We don’t mean to suggest the Big Three auto manufacturers are going to become irrelevant or disappear. They have tremendous advantages available to them that make them highly durable. But at the end of the day, the transition to EVs is simply unlikely to be led organically by any of the Big Three.
On Glenn’s Desk
For some insight into how Rivian is approaching its AI and autonomous driving capabilities, especially as compared to Tesla (NSQ: TSLA), RJ Scaringe recently shared his thoughts with futurist and tech enthusiast Kim Java on YouTube.
Along the same lines, Rivian has spun off a couple of new venture-backed entities, Also Inc. and Mind Robotics. For a deeper dive into these spin-offs and how Rivian is investing in them, read “Rivian’s Hidden Venture Portfolio.”
Podcast Invest Like the Best interviews billionaire trader Paul Tudor Jones. Their conversation is as fascinating as it is wide-ranging, but we especially appreciated his comments on Warren Buffett, riding trends as investors, and AI and bubbles. Watch it here.

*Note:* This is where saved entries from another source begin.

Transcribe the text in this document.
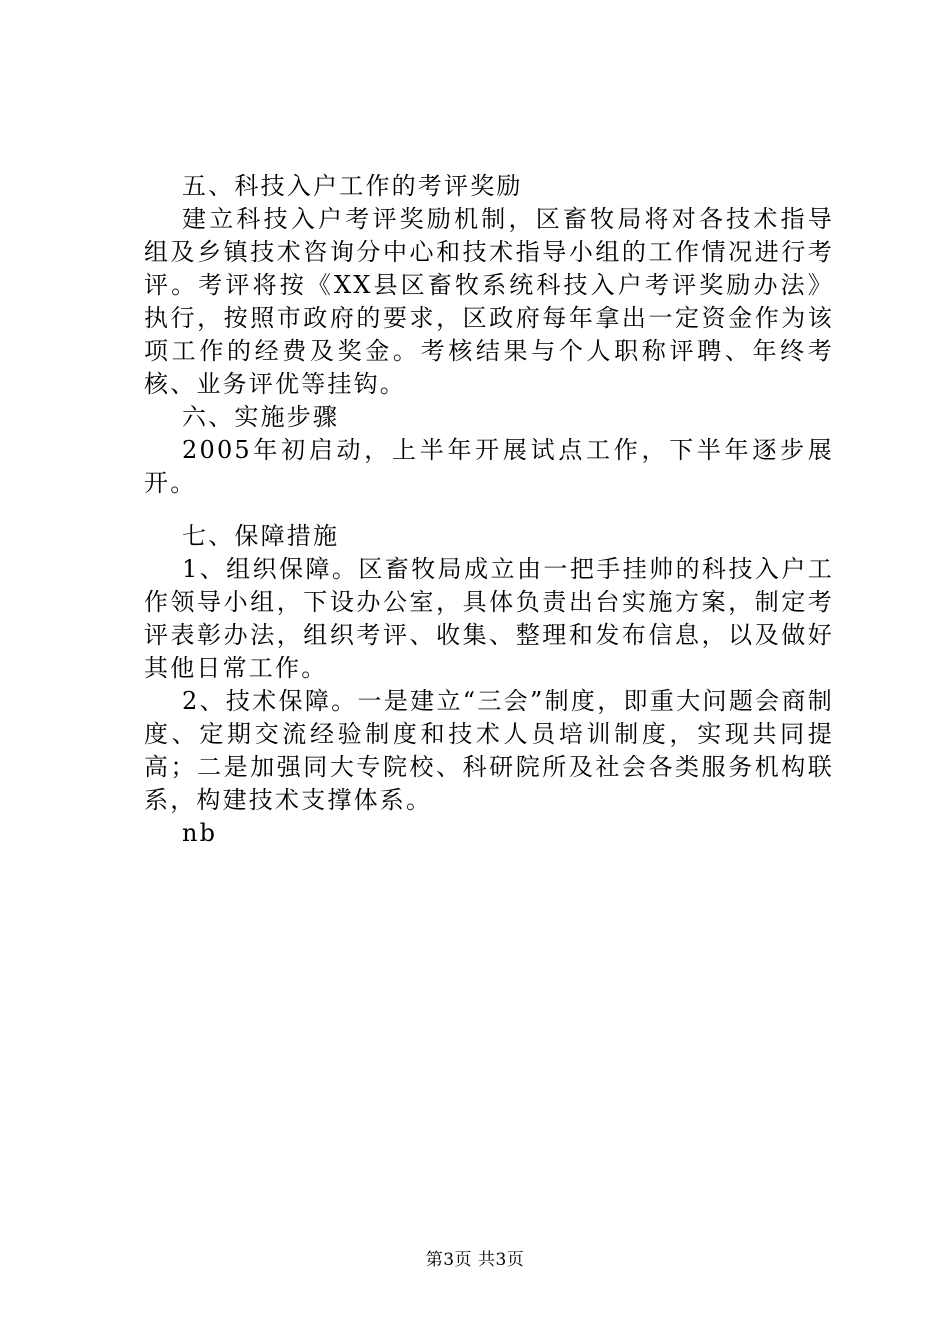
五、科技入户工作的考评奖励

建立科技入户考评奖励机制，区畜牧局将对各技术指导组及乡镇技术咨询分中心和技术指导小组的工作情况进行考评。考评将按《XX县区畜牧系统科技入户考评奖励办法》执行，按照市政府的要求，区政府每年拿出一定资金作为该项工作的经费及奖金。考核结果与个人职称评聘、年终考核、业务评优等挂钩。

六、实施步骤

2005年初启动，上半年开展试点工作，下半年逐步展开。

七、保障措施

1、组织保障。区畜牧局成立由一把手挂帅的科技入户工作领导小组，下设办公室，具体负责出台实施方案，制定考评表彰办法，组织考评、收集、整理和发布信息，以及做好其他日常工作。

2、技术保障。一是建立“三会”制度，即重大问题会商制度、定期交流经验制度和技术人员培训制度，实现共同提高；二是加强同大专院校、科研院所及社会各类服务机构联系，构建技术支撑体系。

nb

第3页 共3页
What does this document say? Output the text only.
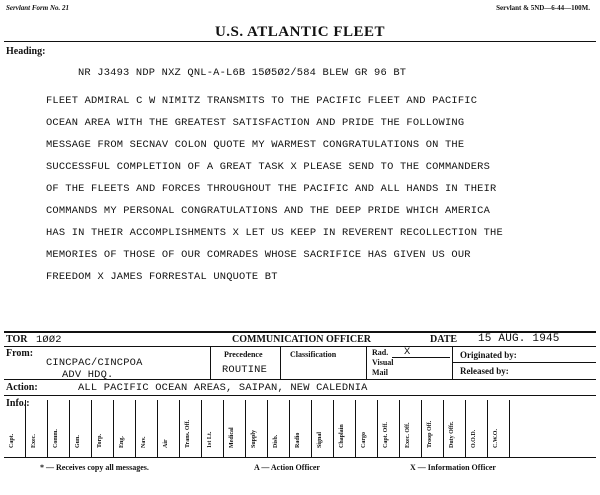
Servlant Form No. 21	Servlant & 5ND—6-44—100M.
U.S. ATLANTIC FLEET
Heading:
NR J3493 NDP NXZ QNL-A-L6B 15Ø5Ø2/584 BLEW GR 96 BT
FLEET ADMIRAL C W NIMITZ TRANSMITS TO THE PACIFIC FLEET AND PACIFIC
OCEAN AREA WITH THE GREATEST SATISFACTION AND PRIDE THE FOLLOWING
MESSAGE FROM SECNAV COLON QUOTE MY WARMEST CONGRATULATIONS ON THE
SUCCESSFUL COMPLETION OF A GREAT TASK X PLEASE SEND TO THE COMMANDERS
OF THE FLEETS AND FORCES THROUGHOUT THE PACIFIC AND ALL HANDS IN THEIR
COMMANDS MY PERSONAL CONGRATULATIONS AND THE DEEP PRIDE WHICH AMERICA
HAS IN THEIR ACCOMPLISHMENTS X LET US KEEP IN REVERENT RECOLLECTION THE
MEMORIES OF THOSE OF OUR COMRADES WHOSE SACRIFICE HAS GIVEN US OUR
FREEDOM X JAMES FORRESTAL UNQUOTE BT
TOR 1ØØ2	COMMUNICATION OFFICER	DATE 15 AUG. 1945
From:
CINCPAC/CINCPOA
ADV HDQ.
Precedence
ROUTINE
Classification	Rad. X
Visual
Mail
Originated by:
Released by:
Action:	ALL PACIFIC OCEAN AREAS, SAIPAN, NEW CALEDNIA
Info.:
Capt.	Exec.	Comm.	Gun.	Torp.	Eng.	Nav.	Air	Trans. Off.	1st Lt.	Medical	Supply	Disb.	Radio	Signal	Chaplain	Cargo	Capt. Off.	Exec. Off.	Troop Off.	Duty Offr.	O.O.D.	C.W.O.
* — Receives copy all messages.	A — Action Officer	X — Information Officer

Finally, we thought the Q1 2026 shareholder letter from Marcus Lemonis, Executive Chairman and CEO of Bed Bath & Beyond (NYQ: BBBY), made for an interesting read. BBBY has had a tumultuous few years, to put it mildly. But Lemonis seems to have adopted a thoughtful, long-term strategy for, as he says, fundamentally rebuilding the company. We’ll be keeping an eye on this. Read the letter here.
Closing Thoughts
The reason we decided to speak so plainly about current events in this letter is that we see many households and businesses operating under real strain right now, and pretending otherwise does not help anyone. In fact, good financial stewardship matters more in difficult periods than easy ones. We recognize that our clients are entrusting us with their futures: with college funds, retirements, and their family security.
That awareness informs how seriously we approach our work every day. Our responsibility in environments like this is not to chase headlines or react emotionally to every policy shift, either pessimistically or optimistically. It is to remain alert, disciplined, patient, and focused on identifying businesses capable of enduring uncertainty while continuing to create long-term value.
As always, we appreciate your trust and the opportunity to navigate this environment on your behalf.